Quality of life following a prolonged stay in the ICU is another important outcome measure that contributes to an understanding of CCI patients. Despite the retrospective nature of this study, our original intent was to assess quality of life using the Short Form (SF)-36v2 questionnaire. Our IRB permitted mailing of the survey to the addresses in the medical record but did not permit phone contact. The response rate was too low to generate meaningful information. Patients may consider quality of life as equally important as survival so it is an important consideration when counseling patients facing prolonged SICU admission.

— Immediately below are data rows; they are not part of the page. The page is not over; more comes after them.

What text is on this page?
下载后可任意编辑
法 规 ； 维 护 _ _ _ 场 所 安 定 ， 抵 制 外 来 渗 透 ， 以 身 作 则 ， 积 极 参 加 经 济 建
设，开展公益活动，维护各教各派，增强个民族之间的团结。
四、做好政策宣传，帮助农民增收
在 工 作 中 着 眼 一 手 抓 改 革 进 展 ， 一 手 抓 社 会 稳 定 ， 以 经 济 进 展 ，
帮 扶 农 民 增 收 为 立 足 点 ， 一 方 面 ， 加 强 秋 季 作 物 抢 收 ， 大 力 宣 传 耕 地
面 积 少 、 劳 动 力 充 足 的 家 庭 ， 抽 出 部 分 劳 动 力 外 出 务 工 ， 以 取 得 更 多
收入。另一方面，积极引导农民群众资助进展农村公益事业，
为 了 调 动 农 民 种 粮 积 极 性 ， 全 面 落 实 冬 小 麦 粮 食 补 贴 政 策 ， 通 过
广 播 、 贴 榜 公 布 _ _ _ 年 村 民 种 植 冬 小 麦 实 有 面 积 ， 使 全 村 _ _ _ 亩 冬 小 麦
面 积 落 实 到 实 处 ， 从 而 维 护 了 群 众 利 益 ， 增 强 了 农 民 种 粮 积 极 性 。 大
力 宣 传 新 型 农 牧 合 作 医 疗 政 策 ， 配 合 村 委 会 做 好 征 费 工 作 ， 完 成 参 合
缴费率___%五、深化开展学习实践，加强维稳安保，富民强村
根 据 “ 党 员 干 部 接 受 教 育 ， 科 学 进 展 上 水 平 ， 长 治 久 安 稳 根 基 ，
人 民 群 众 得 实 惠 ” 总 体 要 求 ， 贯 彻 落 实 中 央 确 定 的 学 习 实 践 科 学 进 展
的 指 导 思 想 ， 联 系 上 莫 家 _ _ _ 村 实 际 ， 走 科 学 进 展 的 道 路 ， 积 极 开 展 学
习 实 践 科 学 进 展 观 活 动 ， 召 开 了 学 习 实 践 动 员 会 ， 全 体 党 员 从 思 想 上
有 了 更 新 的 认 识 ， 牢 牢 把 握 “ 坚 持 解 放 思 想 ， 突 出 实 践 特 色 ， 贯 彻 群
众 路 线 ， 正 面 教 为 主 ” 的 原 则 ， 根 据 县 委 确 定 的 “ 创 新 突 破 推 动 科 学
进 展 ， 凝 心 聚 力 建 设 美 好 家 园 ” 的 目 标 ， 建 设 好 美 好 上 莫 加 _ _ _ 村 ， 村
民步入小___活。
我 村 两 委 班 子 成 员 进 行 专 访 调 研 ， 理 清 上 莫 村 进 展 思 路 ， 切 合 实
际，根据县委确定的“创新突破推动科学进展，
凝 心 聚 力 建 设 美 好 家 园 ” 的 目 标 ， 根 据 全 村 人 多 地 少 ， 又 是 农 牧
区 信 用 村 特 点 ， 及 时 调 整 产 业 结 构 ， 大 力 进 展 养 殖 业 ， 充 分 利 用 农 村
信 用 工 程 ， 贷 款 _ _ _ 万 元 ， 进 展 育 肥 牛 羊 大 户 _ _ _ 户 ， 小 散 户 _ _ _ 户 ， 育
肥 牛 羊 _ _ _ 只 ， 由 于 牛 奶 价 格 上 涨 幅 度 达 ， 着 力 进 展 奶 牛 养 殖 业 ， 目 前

The primary limitation of this study is the relatively small number of patients who met inclusion criteria over the seven year collection period. We believe most patients who met criteria were captured through EMR query, but it is probable that some were not identified. The study is also limited in that long-term outcomes are based solely on mortality rather than morbidity, though both are important components of patient outcome and contribute to the understanding of chronically critically ill patients.
5. Conclusion
An accurate prediction of quality of life and mortality following prolonged SICU hospitalization will allow the healthcare system to plan for the growing CCI population. Hospitals will be able to allocate the appropriate number of beds and other resources so that care is optimized for CCI patients without compromising care of the other patients in the SICU. Prognostic information will also help patients and their families make end-of-life decisions. Establishing the current in-hospital mortality and post-discharge mortality is just the first step for determining how the health care system can accommodate needs of chronically critically ill patients.